Management of open fractures of tibia in children.
J Pak Orthop Assoc Jan ;20(1):81-7.

Objective: To achieve union of open fractures of tibia and uncomplicated healing of soft tissue associated with open fractures in children. Design of Study: A prospective study. Place and Duration of Study: Department of Orthopaedics, Unit-I, LUMHS, Jamshoro/Hyderabad, from January 2002 to 2006. Patients and Methods: 50 open fractures of tibia in children were treated in the department of Orthopaedics, Unit-I, LUMHS, Jamshoro/Hyderabad. The most common cause was road traffic accident (56%) and maximum age group affected was 8-10 years (48%). Gustilo classification of severity was used for grading the injury and maximum fractures were GI (44%) type. Middle one-third of shaft was the most common site of involvement. Open fractures were managed with thorough debridement, use of prophylactic antibiotics, early stabilization and reconstruction of soft tissue envelops, 34 (68%) fractures were treated by manipulative reduction and application of above knee-plaster cast, 13 (26%) fractures stabilized with external fixator and 2 (4%) with K-wires. Early amputation was unavoidable in one patient with GIII-C injury.
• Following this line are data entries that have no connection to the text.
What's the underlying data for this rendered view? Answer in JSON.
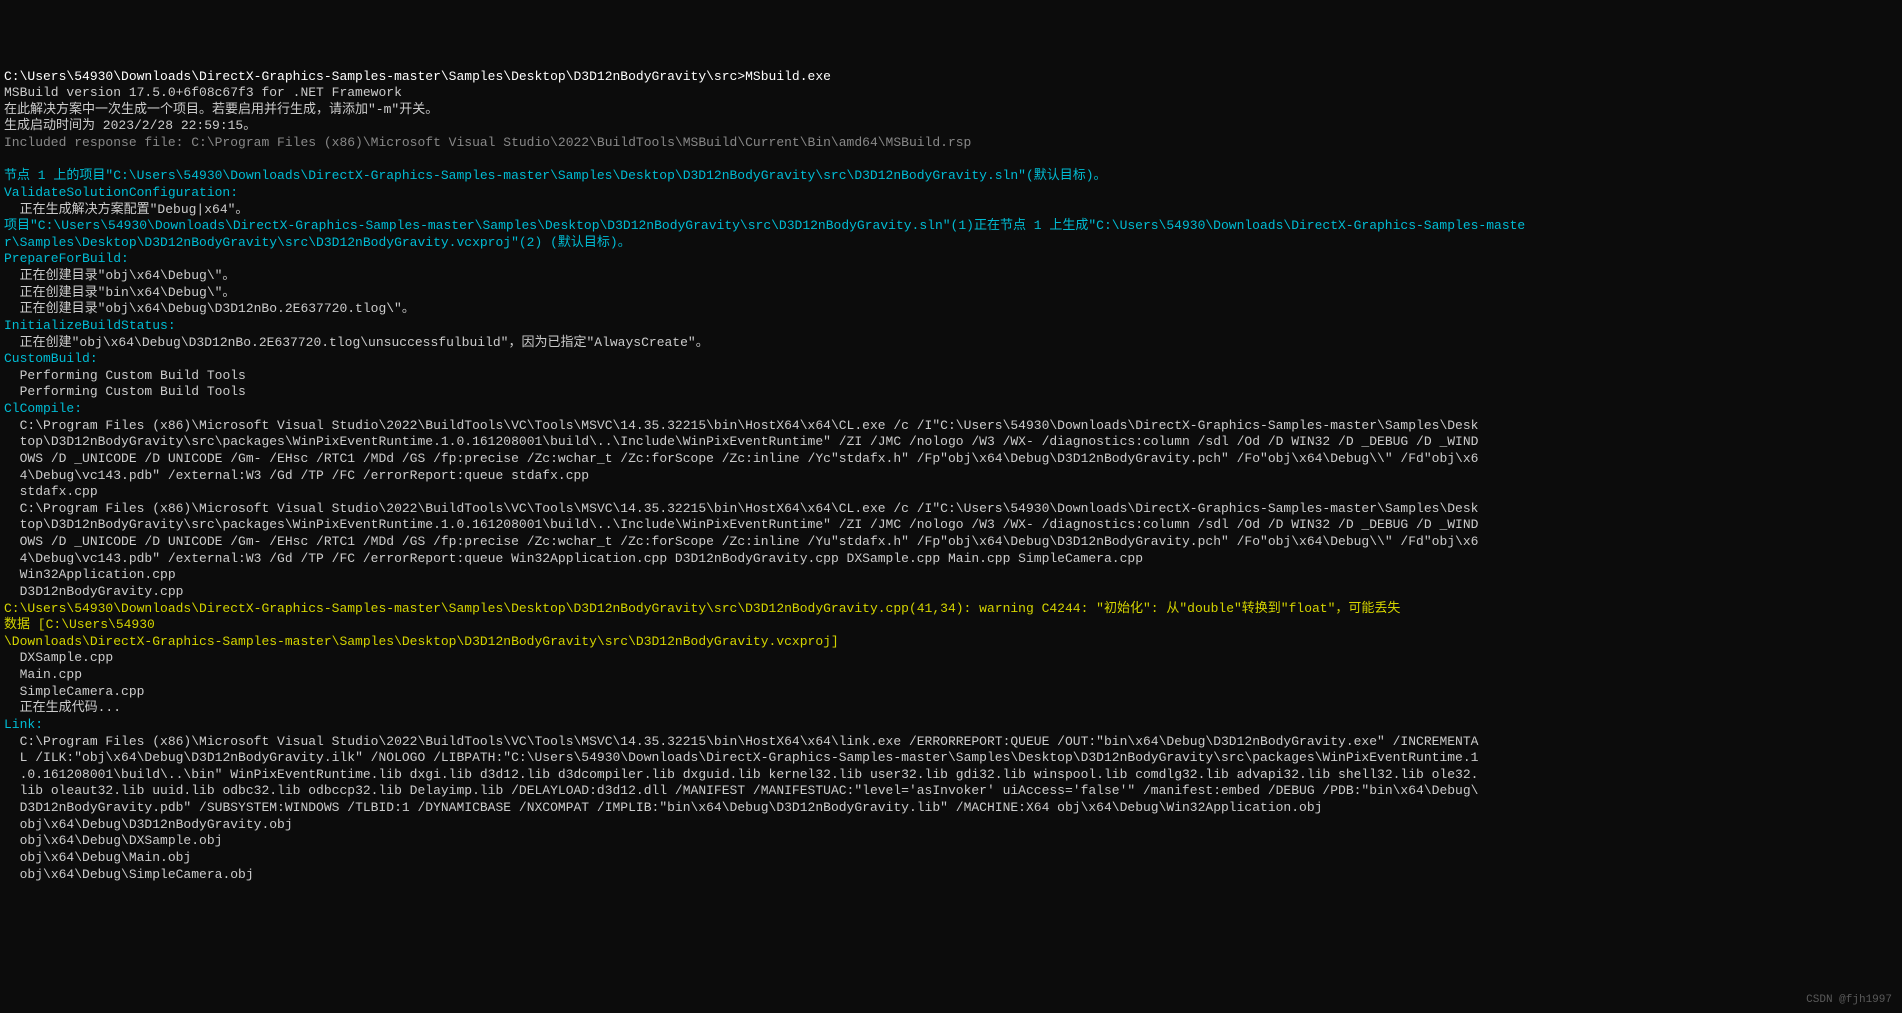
{
  "lines": [
    {
      "cls": "white",
      "t": "C:\\Users\\54930\\Downloads\\DirectX-Graphics-Samples-master\\Samples\\Desktop\\D3D12nBodyGravity\\src>MSbuild.exe"
    },
    {
      "cls": "gray",
      "t": "MSBuild version 17.5.0+6f08c67f3 for .NET Framework"
    },
    {
      "cls": "gray",
      "t": "在此解决方案中一次生成一个项目。若要启用并行生成，请添加\"-m\"开关。"
    },
    {
      "cls": "gray",
      "t": "生成启动时间为 2023/2/28 22:59:15。"
    },
    {
      "cls": "dim",
      "t": "Included response file: C:\\Program Files (x86)\\Microsoft Visual Studio\\2022\\BuildTools\\MSBuild\\Current\\Bin\\amd64\\MSBuild.rsp"
    },
    {
      "cls": "gray",
      "t": ""
    },
    {
      "cls": "cyan",
      "t": "节点 1 上的项目\"C:\\Users\\54930\\Downloads\\DirectX-Graphics-Samples-master\\Samples\\Desktop\\D3D12nBodyGravity\\src\\D3D12nBodyGravity.sln\"(默认目标)。"
    },
    {
      "cls": "cyan",
      "t": "ValidateSolutionConfiguration:"
    },
    {
      "cls": "gray",
      "t": "  正在生成解决方案配置\"Debug|x64\"。"
    },
    {
      "cls": "cyan",
      "t": "项目\"C:\\Users\\54930\\Downloads\\DirectX-Graphics-Samples-master\\Samples\\Desktop\\D3D12nBodyGravity\\src\\D3D12nBodyGravity.sln\"(1)正在节点 1 上生成\"C:\\Users\\54930\\Downloads\\DirectX-Graphics-Samples-maste"
    },
    {
      "cls": "cyan",
      "t": "r\\Samples\\Desktop\\D3D12nBodyGravity\\src\\D3D12nBodyGravity.vcxproj\"(2) (默认目标)。"
    },
    {
      "cls": "cyan",
      "t": "PrepareForBuild:"
    },
    {
      "cls": "gray",
      "t": "  正在创建目录\"obj\\x64\\Debug\\\"。"
    },
    {
      "cls": "gray",
      "t": "  正在创建目录\"bin\\x64\\Debug\\\"。"
    },
    {
      "cls": "gray",
      "t": "  正在创建目录\"obj\\x64\\Debug\\D3D12nBo.2E637720.tlog\\\"。"
    },
    {
      "cls": "cyan",
      "t": "InitializeBuildStatus:"
    },
    {
      "cls": "gray",
      "t": "  正在创建\"obj\\x64\\Debug\\D3D12nBo.2E637720.tlog\\unsuccessfulbuild\"，因为已指定\"AlwaysCreate\"。"
    },
    {
      "cls": "cyan",
      "t": "CustomBuild:"
    },
    {
      "cls": "gray",
      "t": "  Performing Custom Build Tools"
    },
    {
      "cls": "gray",
      "t": "  Performing Custom Build Tools"
    },
    {
      "cls": "cyan",
      "t": "ClCompile:"
    },
    {
      "cls": "gray",
      "t": "  C:\\Program Files (x86)\\Microsoft Visual Studio\\2022\\BuildTools\\VC\\Tools\\MSVC\\14.35.32215\\bin\\HostX64\\x64\\CL.exe /c /I\"C:\\Users\\54930\\Downloads\\DirectX-Graphics-Samples-master\\Samples\\Desk"
    },
    {
      "cls": "gray",
      "t": "  top\\D3D12nBodyGravity\\src\\packages\\WinPixEventRuntime.1.0.161208001\\build\\..\\Include\\WinPixEventRuntime\" /ZI /JMC /nologo /W3 /WX- /diagnostics:column /sdl /Od /D WIN32 /D _DEBUG /D _WIND"
    },
    {
      "cls": "gray",
      "t": "  OWS /D _UNICODE /D UNICODE /Gm- /EHsc /RTC1 /MDd /GS /fp:precise /Zc:wchar_t /Zc:forScope /Zc:inline /Yc\"stdafx.h\" /Fp\"obj\\x64\\Debug\\D3D12nBodyGravity.pch\" /Fo\"obj\\x64\\Debug\\\\\" /Fd\"obj\\x6"
    },
    {
      "cls": "gray",
      "t": "  4\\Debug\\vc143.pdb\" /external:W3 /Gd /TP /FC /errorReport:queue stdafx.cpp"
    },
    {
      "cls": "gray",
      "t": "  stdafx.cpp"
    },
    {
      "cls": "gray",
      "t": "  C:\\Program Files (x86)\\Microsoft Visual Studio\\2022\\BuildTools\\VC\\Tools\\MSVC\\14.35.32215\\bin\\HostX64\\x64\\CL.exe /c /I\"C:\\Users\\54930\\Downloads\\DirectX-Graphics-Samples-master\\Samples\\Desk"
    },
    {
      "cls": "gray",
      "t": "  top\\D3D12nBodyGravity\\src\\packages\\WinPixEventRuntime.1.0.161208001\\build\\..\\Include\\WinPixEventRuntime\" /ZI /JMC /nologo /W3 /WX- /diagnostics:column /sdl /Od /D WIN32 /D _DEBUG /D _WIND"
    },
    {
      "cls": "gray",
      "t": "  OWS /D _UNICODE /D UNICODE /Gm- /EHsc /RTC1 /MDd /GS /fp:precise /Zc:wchar_t /Zc:forScope /Zc:inline /Yu\"stdafx.h\" /Fp\"obj\\x64\\Debug\\D3D12nBodyGravity.pch\" /Fo\"obj\\x64\\Debug\\\\\" /Fd\"obj\\x6"
    },
    {
      "cls": "gray",
      "t": "  4\\Debug\\vc143.pdb\" /external:W3 /Gd /TP /FC /errorReport:queue Win32Application.cpp D3D12nBodyGravity.cpp DXSample.cpp Main.cpp SimpleCamera.cpp"
    },
    {
      "cls": "gray",
      "t": "  Win32Application.cpp"
    },
    {
      "cls": "gray",
      "t": "  D3D12nBodyGravity.cpp"
    },
    {
      "cls": "yellow",
      "t": "C:\\Users\\54930\\Downloads\\DirectX-Graphics-Samples-master\\Samples\\Desktop\\D3D12nBodyGravity\\src\\D3D12nBodyGravity.cpp(41,34): warning C4244: \"初始化\": 从\"double\"转换到\"float\"，可能丢失"
    },
    {
      "cls": "yellow",
      "t": "数据 [C:\\Users\\54930"
    },
    {
      "cls": "yellow",
      "t": "\\Downloads\\DirectX-Graphics-Samples-master\\Samples\\Desktop\\D3D12nBodyGravity\\src\\D3D12nBodyGravity.vcxproj]"
    },
    {
      "cls": "gray",
      "t": "  DXSample.cpp"
    },
    {
      "cls": "gray",
      "t": "  Main.cpp"
    },
    {
      "cls": "gray",
      "t": "  SimpleCamera.cpp"
    },
    {
      "cls": "gray",
      "t": "  正在生成代码..."
    },
    {
      "cls": "cyan",
      "t": "Link:"
    },
    {
      "cls": "gray",
      "t": "  C:\\Program Files (x86)\\Microsoft Visual Studio\\2022\\BuildTools\\VC\\Tools\\MSVC\\14.35.32215\\bin\\HostX64\\x64\\link.exe /ERRORREPORT:QUEUE /OUT:\"bin\\x64\\Debug\\D3D12nBodyGravity.exe\" /INCREMENTA"
    },
    {
      "cls": "gray",
      "t": "  L /ILK:\"obj\\x64\\Debug\\D3D12nBodyGravity.ilk\" /NOLOGO /LIBPATH:\"C:\\Users\\54930\\Downloads\\DirectX-Graphics-Samples-master\\Samples\\Desktop\\D3D12nBodyGravity\\src\\packages\\WinPixEventRuntime.1"
    },
    {
      "cls": "gray",
      "t": "  .0.161208001\\build\\..\\bin\" WinPixEventRuntime.lib dxgi.lib d3d12.lib d3dcompiler.lib dxguid.lib kernel32.lib user32.lib gdi32.lib winspool.lib comdlg32.lib advapi32.lib shell32.lib ole32."
    },
    {
      "cls": "gray",
      "t": "  lib oleaut32.lib uuid.lib odbc32.lib odbccp32.lib Delayimp.lib /DELAYLOAD:d3d12.dll /MANIFEST /MANIFESTUAC:\"level='asInvoker' uiAccess='false'\" /manifest:embed /DEBUG /PDB:\"bin\\x64\\Debug\\"
    },
    {
      "cls": "gray",
      "t": "  D3D12nBodyGravity.pdb\" /SUBSYSTEM:WINDOWS /TLBID:1 /DYNAMICBASE /NXCOMPAT /IMPLIB:\"bin\\x64\\Debug\\D3D12nBodyGravity.lib\" /MACHINE:X64 obj\\x64\\Debug\\Win32Application.obj"
    },
    {
      "cls": "gray",
      "t": "  obj\\x64\\Debug\\D3D12nBodyGravity.obj"
    },
    {
      "cls": "gray",
      "t": "  obj\\x64\\Debug\\DXSample.obj"
    },
    {
      "cls": "gray",
      "t": "  obj\\x64\\Debug\\Main.obj"
    },
    {
      "cls": "gray",
      "t": "  obj\\x64\\Debug\\SimpleCamera.obj"
    }
  ],
  "watermark": "CSDN @fjh1997"
}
Results: Average healing time of soft tissues was 7 weeks, 8 children had split skin graft, 3 had local myocutaneous flaps and 2 needed cross leg flap. Average time for union was 8 weeks in GI, 9.5 weeks in GII, and 16 weeks in GIII. Three (6%) cases had pin tract infection, 4 (8%) had superficial wound infection and one (2%) had deep infection. Six (12%) children developed malunion and 3 (6%) developed delayed union. Conclusion: Prophylactic antibiotic and early wound debridement gives good results. External fixation is a method of choice in GIII B in tibial fractures in children.